Business body calls on Government to scrap CRC and commission environmental tax review


The Government needs to commission an independent review of its existing environmental taxation regime before it follows through on plans to increase revenue generated by such taxes, an influential business group has said.

In a report (22-page / 587KB PDF), the Confederation of British Industry (CBI) said that businesses were becoming "disillusioned" with the "uncoordinated" relationship between existing taxes. It called for an urgent review of the current system by an independent body such as the Committee on Climate Change or Office for Tax Simplification (OTS), with a view to recommending a more "joined-up" approach.

Separately, the CBI asked that the Government replace its Carbon Reduction Commitment (CRC) with a mandatory system of carbon reporting.

The CBI interviewed more than 70 of its members for the new report and found that companies viewed properly implemented environmental taxes as a way of stimulating business investment and driving private sector growth, as well as encouraging companies to consider and reduce their impact on the environment.

However while some individual taxes, such as Landfill Tax and Vehicle Excise Duty, are well regarded; others including Air Passenger Duty (APD) and the CRC were viewed as "over-complex, revenue-raising" instruments.

"With the number of environmental taxes on the increase and proving to be a major revenue raiser for Government, it's essential that we take stock of the successes and failures from a business perspective," said CBI chief economic adviser Ian McCafferty. "Well-designed, environmental taxes can be a useful tool to help firms improve their environmental performance and unlock significant investment. However, poorly planned environmental taxes have damaged businesses and made the UK tax system less attractive to would-be investors."

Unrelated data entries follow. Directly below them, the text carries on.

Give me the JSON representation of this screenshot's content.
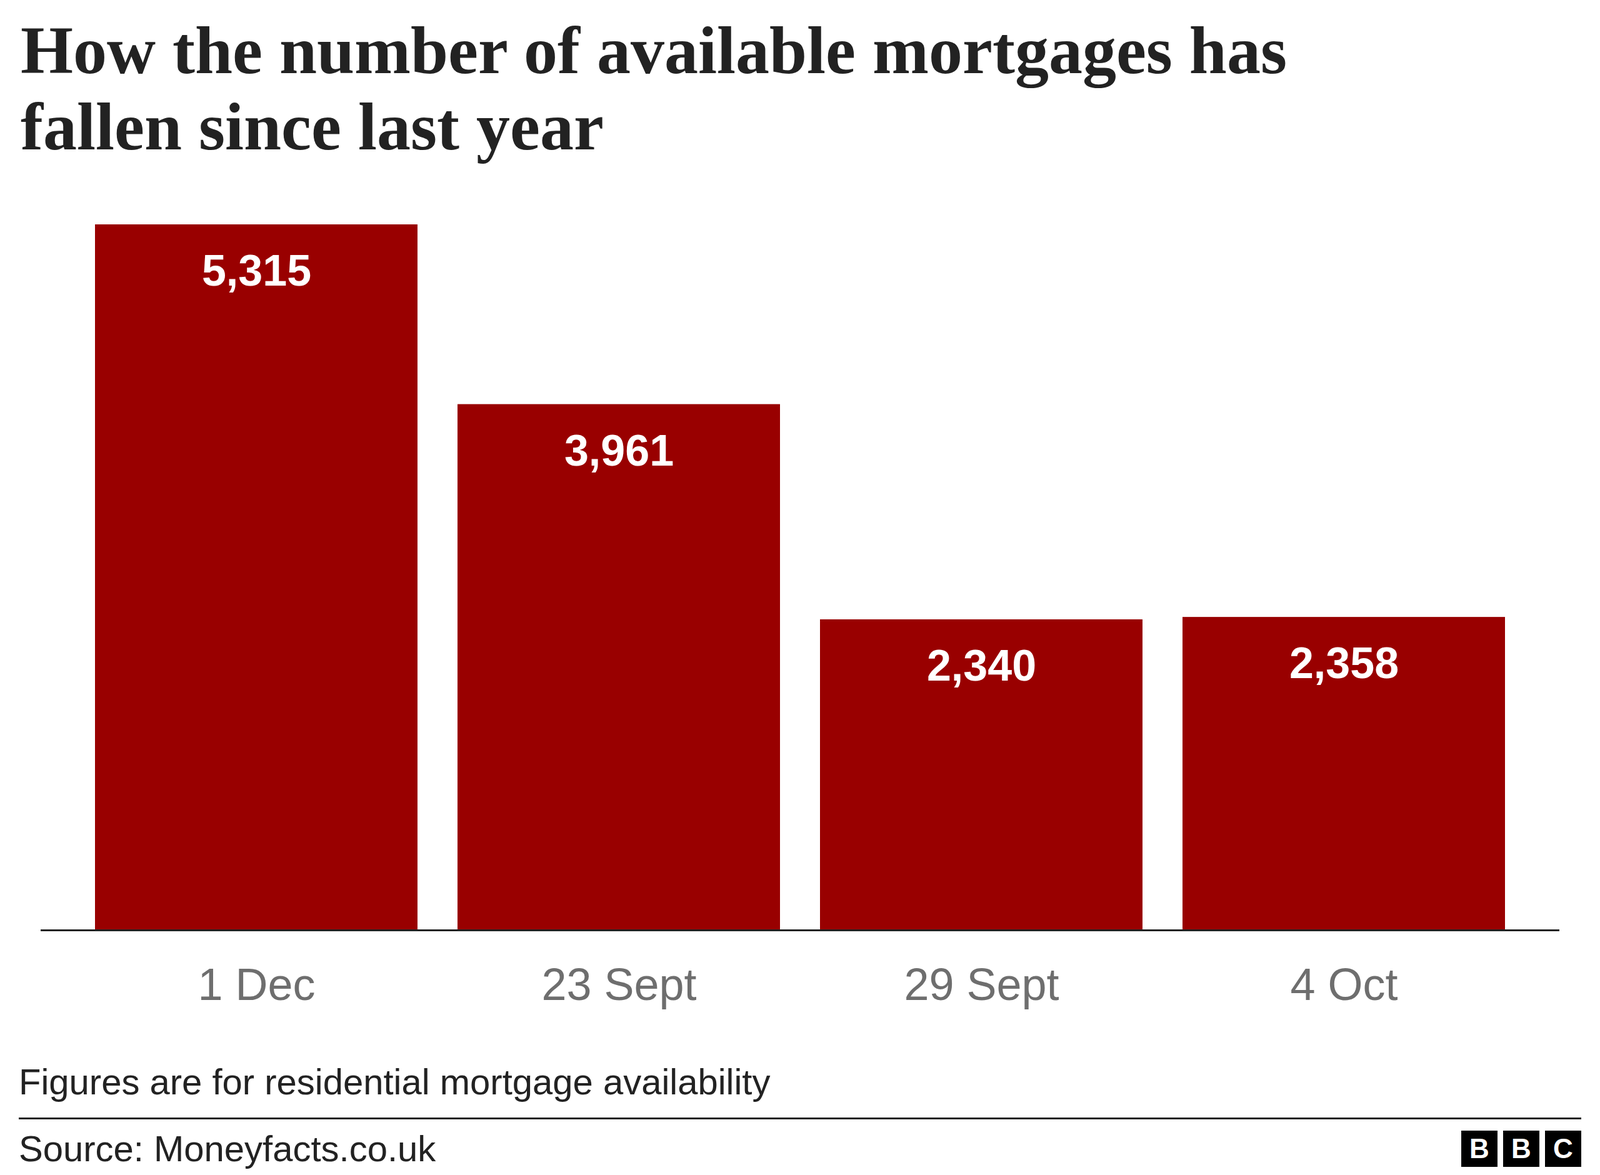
{
  "chart_data": {
    "type": "bar",
    "title": "How the number of available mortgages has fallen since last year",
    "categories": [
      "1 Dec",
      "23 Sept",
      "29 Sept",
      "4 Oct"
    ],
    "values": [
      5315,
      3961,
      2340,
      2358
    ],
    "value_labels": [
      "5,315",
      "3,961",
      "2,340",
      "2,358"
    ],
    "color": "#990000",
    "ylim": [
      0,
      5315
    ],
    "data_labels": true,
    "tick_labels": "x",
    "caption": "Figures are for residential mortgage availability",
    "source": "Source: Moneyfacts.co.uk",
    "logo": "BBC"
  }
}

In its report, the CBI said that any future environmental tax must be simple, provide certainty to businesses and have a "clear and precise" environmental objective. The Government must also consider how the new tax would fit into the existing regime, avoiding any "policy overlap", and carry out a full impact assessment to consider the combined compliance cost to businesses of all policy measures targeting the same policy area.

Combined revenue from environmental taxes came to £43.4 billion, or 8% in total tax revenue, in 2010/11 according to the CBI. This figure has been "steadily increasing" since the mid-1990s, it said. The number of environmental taxes has increased from four in 1989 to the 12 taxes currently in operation.

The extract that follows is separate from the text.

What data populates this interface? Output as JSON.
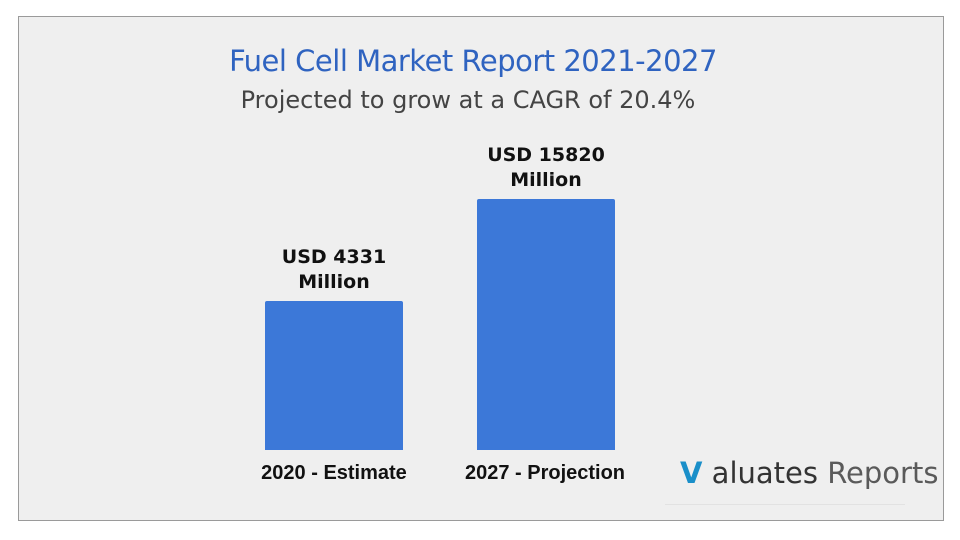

Of the existing taxes, the report said that the CRC was the most poorly-regarded. The tax had become an "overcomplicated revenue-raising instrument" which was "simply being written off as a cost of doing business in the UK", rather than having a genuine environmental impact.

The CRC is a mandatory scheme aimed at improving energy efficiency and cutting CO2 emissions in large public and private sector organisations that are not caught by the EU Emissions Trading Scheme (EU ETS). CRC participants must measure and report on their emissions, and purchase allowances to cover their emissions.

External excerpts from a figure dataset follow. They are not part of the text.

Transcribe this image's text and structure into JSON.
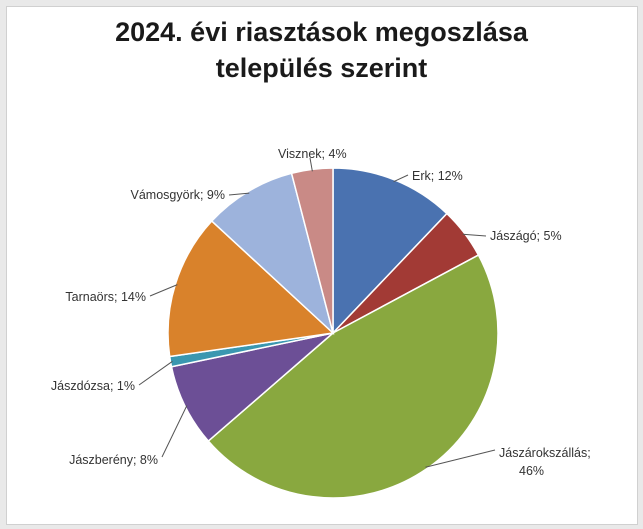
{
  "chart_data": {
    "type": "pie",
    "title_lines": [
      "2024. évi riasztások megoszlása",
      "település szerint"
    ],
    "slices": [
      {
        "label": "Erk; 12%",
        "value": 12,
        "color": "#4a72b0"
      },
      {
        "label": "Jászágó; 5%",
        "value": 5,
        "color": "#a23a35"
      },
      {
        "label": "Jászárokszállás;",
        "label2": "46%",
        "value": 46,
        "color": "#89a83f"
      },
      {
        "label": "Jászberény; 8%",
        "value": 8,
        "color": "#6c4f96"
      },
      {
        "label": "Jászdózsa; 1%",
        "value": 1,
        "color": "#3a97b0"
      },
      {
        "label": "Tarnaörs; 14%",
        "value": 14,
        "color": "#d9822b"
      },
      {
        "label": "Vámosgyörk; 9%",
        "value": 9,
        "color": "#9db3dc"
      },
      {
        "label": "Visznek; 4%",
        "value": 4,
        "color": "#c98a86"
      }
    ]
  }
}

A Government consultation aimed at simplifying the CRC and reducing compliance costs for businesses closes today. However, the Chancellor of the Exchequer George Osborne has already vowed to replace the scheme with a new environmental tax if the Department of Energy and Climate Change (DECC) is unable to find "significant administrative savings" as a result of the consultation process. During his March Budget speech, Osborne said that proposals for this new tax would be published in autumn.

In its response to the consultation (4-page / 283KB PDF), the CBI said the Government should introduce "the simplest possible method for collecting the same amount of revenue" estimated to be raised from the CRC. This tax should retain the existing eligibility criteria, but raise revenue through "simple taxation methods" rather than the existing allowance purchase mechanism.

"The CRC has become a tax that pretends to be green and does nothing to strengthen the business case to invest in energy efficiency," CBI environmental policy director Rhian Kelly said. "We urge the Government to recognise that this policy is past the point of no return – it should be scrapped, and its reporting elements replaced with mandatory carbon reporting."